REPUBLIKA.CO.ID, LONDON -- Perdana Menteri Inggris, Boris Johnson menawarkan dukungan defensif dalam panggilan telepon dengan Presiden Ukraina Volodymyr Zelenskiy. Johnson mengatakan, solusi diplomatik harus diupayakan hingga detik terakhir.
Dalam panggilan telepon itu, Johnson mengatakan kepada Zelenskiy bahwa dia yakin invasi Rusia adalah kemungkinan nyata yang akan terjadi dalam waktu dekat. Inggris juga berjanji untuk menjatuhkan sanksi terhadap Rusia, jika menyerang Ukraina dalam waktu dekat. Johnson akan menyetujui paket sanksi terhadap Rusia pada pertemuan komite respons krisis pemerintah (COBR) pada Selasa (22/2/2022).
"Dia mengatakan kepada Presiden Zelenskiy bahwa Inggris telah membuat sanksi untuk menargetkan mereka yang terlibat dalam pelanggaran integritas teritorial Ukraina, dan bahwa langkah-langkah itu akan mulai berlaku. Perdana Menteri juga mengatakan dia akan menjajaki pengiriman dukungan defensif lebih lanjut ke Ukraina, atas permintaan pemerintah Ukraina," ujar pernyataan kantor Johnson.
Johnson mengutuk langkah Presiden Rusia Vladimir Putin yang mengakui wilayah Donetsk dan Luhansk sebagai negara bagian yang merdeka di Ukraina timur. Menurutnya, langkah ini merupakan pelanggaran terhadap kedaulatan dan integritas Ukraina.
"Ini adalah pelanggaran dari perjanjian Minsk, dan saya pikir itu pertanda buruk," kata Johnson.
Johnson mengatakan kepada Zelenskiy bahwa, langkah Rusia yang mengakui kemerdekaan Donetsk dan Luhansk membuat perjanjian Minsk tidak dapat dijalankan. Pernyataan Johnaon digaungkan oleh Menteri Luar Negeri Liz Truss, yang mengatakan, Rusia telah melanggar kesepakatan hukum internasional.
"Kami tidak akan membiarkan pelanggaran Rusia terhadap komitmen internasionalnya dibiarkan begitu saja," kata Truss.
Truss mengatakan dia telah membahas koordinasi sanksi dengan kepala kebijakan luar negeri Uni Eropa Josep Borrell. Selain itu, Amerika Serikat juga telah menjanjikan langkah-langkah tambahan sebagai tanggapan atas keputusan Putin yang mengakui kemerdekaan Donetsk dan Luhansk.
Perjanjian Minsk dibentuk pada 2015, untuk mendamaikan Rusia dan Ukraina. Kesepakatan damai ini ditengahi oleh Prancis dan Jerman.
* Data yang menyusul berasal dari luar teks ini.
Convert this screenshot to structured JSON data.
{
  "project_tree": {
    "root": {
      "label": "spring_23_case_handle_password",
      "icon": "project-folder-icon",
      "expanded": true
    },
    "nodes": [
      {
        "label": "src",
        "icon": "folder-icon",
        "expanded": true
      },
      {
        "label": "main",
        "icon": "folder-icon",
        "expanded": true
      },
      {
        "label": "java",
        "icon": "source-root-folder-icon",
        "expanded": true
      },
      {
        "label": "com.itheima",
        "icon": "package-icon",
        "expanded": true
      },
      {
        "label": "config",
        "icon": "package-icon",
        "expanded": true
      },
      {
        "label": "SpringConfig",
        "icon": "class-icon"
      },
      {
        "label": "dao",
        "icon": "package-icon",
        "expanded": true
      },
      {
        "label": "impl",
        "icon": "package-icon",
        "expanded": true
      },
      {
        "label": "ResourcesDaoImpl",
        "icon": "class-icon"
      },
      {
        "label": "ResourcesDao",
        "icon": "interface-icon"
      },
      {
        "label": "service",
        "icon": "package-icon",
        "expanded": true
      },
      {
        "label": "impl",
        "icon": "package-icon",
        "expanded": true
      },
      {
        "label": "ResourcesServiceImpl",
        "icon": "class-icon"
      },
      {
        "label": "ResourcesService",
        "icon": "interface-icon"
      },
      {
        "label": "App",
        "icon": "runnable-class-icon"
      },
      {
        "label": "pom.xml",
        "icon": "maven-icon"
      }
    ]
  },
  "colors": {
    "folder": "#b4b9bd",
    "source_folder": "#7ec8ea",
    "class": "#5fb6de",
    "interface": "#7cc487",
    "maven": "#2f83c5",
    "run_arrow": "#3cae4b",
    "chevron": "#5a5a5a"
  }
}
Perjanjian Minsk berhasil menghentikan permusuhan skala besar, tetapi gagal membawa penyelesaian politik atas konflik tersebut. Sementara Kremlin bersikeras bahwa, kesepakatan Minsk adalah satu-satunya cara untuk menyelesaikan konflik. Kremlin telah berulang kali menuduh Ukraina menyabotase implementasi kesepakatan tersebut.